The Kaiser Family Foundation, in its 2010 Employer Health Benefits Survey reports that while the total jump in premiums last year was 3%, employee contributions rose 14%. Workers are now paying, on average, $4,000 a year towards their health insurance. According to the report, "since 2005, workers’ contributions to premiums have gone up 47 percent, while overall premiums rose 27 percent, wages increased 18 percent, and inflation rose 12 percent." Additionally, many employers raised the deductible workers have to pay before they see any help from their employer. Currently some 27% of workers have to pay for the first $1,000 for coverage before they receive anything from their health plans.
Given the dramatic increase in premium share, along with the low wage increases, many employees are worse off now than they were five years ago. And, it isn't getting any better. Employers know that in this economy they can force employees to accept worse coverage because many employees are afraid of losing even more.

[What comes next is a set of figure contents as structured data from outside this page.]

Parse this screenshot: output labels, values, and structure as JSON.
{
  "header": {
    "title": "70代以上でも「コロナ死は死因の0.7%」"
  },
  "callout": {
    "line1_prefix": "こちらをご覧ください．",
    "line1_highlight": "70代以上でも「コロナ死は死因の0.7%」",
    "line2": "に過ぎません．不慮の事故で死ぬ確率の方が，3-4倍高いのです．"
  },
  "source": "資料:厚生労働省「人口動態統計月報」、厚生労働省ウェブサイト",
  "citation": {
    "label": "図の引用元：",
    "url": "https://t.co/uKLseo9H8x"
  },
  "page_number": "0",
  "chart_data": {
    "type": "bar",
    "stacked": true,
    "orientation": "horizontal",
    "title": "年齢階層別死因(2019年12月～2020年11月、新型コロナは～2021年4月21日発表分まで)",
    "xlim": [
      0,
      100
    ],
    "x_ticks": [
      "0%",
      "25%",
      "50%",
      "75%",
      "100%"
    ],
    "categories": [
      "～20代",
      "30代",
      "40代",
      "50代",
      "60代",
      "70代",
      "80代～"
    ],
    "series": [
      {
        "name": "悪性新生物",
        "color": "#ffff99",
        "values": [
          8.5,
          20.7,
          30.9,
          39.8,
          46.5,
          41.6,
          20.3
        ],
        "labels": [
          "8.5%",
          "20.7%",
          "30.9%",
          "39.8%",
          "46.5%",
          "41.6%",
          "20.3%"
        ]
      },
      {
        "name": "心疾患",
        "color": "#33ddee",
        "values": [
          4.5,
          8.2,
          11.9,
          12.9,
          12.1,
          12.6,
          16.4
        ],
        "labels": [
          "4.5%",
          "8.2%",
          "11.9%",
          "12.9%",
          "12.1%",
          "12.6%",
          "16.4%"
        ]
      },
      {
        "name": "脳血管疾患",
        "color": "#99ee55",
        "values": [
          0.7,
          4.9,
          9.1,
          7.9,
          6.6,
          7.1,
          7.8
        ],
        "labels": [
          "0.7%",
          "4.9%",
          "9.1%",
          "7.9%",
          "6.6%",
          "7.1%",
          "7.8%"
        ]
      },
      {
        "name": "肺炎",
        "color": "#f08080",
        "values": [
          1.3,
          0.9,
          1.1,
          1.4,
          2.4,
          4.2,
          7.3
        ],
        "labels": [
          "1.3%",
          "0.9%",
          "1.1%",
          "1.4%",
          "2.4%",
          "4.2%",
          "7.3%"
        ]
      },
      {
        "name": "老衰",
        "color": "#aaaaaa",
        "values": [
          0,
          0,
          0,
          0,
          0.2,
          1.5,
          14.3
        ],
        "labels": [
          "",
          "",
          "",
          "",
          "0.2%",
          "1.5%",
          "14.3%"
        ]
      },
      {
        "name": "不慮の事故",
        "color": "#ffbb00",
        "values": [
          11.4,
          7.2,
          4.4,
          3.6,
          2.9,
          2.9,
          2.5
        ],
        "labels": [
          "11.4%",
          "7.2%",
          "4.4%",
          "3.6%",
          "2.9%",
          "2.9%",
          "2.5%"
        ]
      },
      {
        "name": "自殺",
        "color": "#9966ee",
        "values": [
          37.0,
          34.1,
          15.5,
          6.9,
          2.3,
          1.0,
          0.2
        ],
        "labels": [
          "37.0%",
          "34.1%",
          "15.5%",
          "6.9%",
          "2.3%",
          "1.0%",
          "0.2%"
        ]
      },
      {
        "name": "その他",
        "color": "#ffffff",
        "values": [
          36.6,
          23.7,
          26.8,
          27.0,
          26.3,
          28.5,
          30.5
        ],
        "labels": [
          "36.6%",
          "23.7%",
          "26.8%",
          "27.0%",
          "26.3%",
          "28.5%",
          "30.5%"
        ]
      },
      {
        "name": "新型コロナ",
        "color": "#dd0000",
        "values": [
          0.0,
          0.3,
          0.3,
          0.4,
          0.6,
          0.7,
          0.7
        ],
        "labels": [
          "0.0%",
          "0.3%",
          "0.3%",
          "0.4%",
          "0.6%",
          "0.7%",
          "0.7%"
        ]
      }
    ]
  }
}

By the 1940s, most industrialized nations had begun providing health care to its citizens. In America, we ended up with employers providing that insurance, in part because wage caps during WWII led employers to give compensation to workers in other forms, such as health care benefits. Employers are now reneging on their end of the bargain and, ironically, are also the loudest opponents of health care reform.
The massive shift in risk to employees for their health care and pensions has had no consequences for employers, corporations, and those who advocate for workers to bear the cost of benefits that employers used to provide. Oddly, it has been Obama and those who want to protect pensions and enact reforms that would lower premiums that have been subject to the rage and fury of the Right. I still can't help wondering though why a worker paying $4,000 a year for health insurance plan with high deductibles would buy into the rage.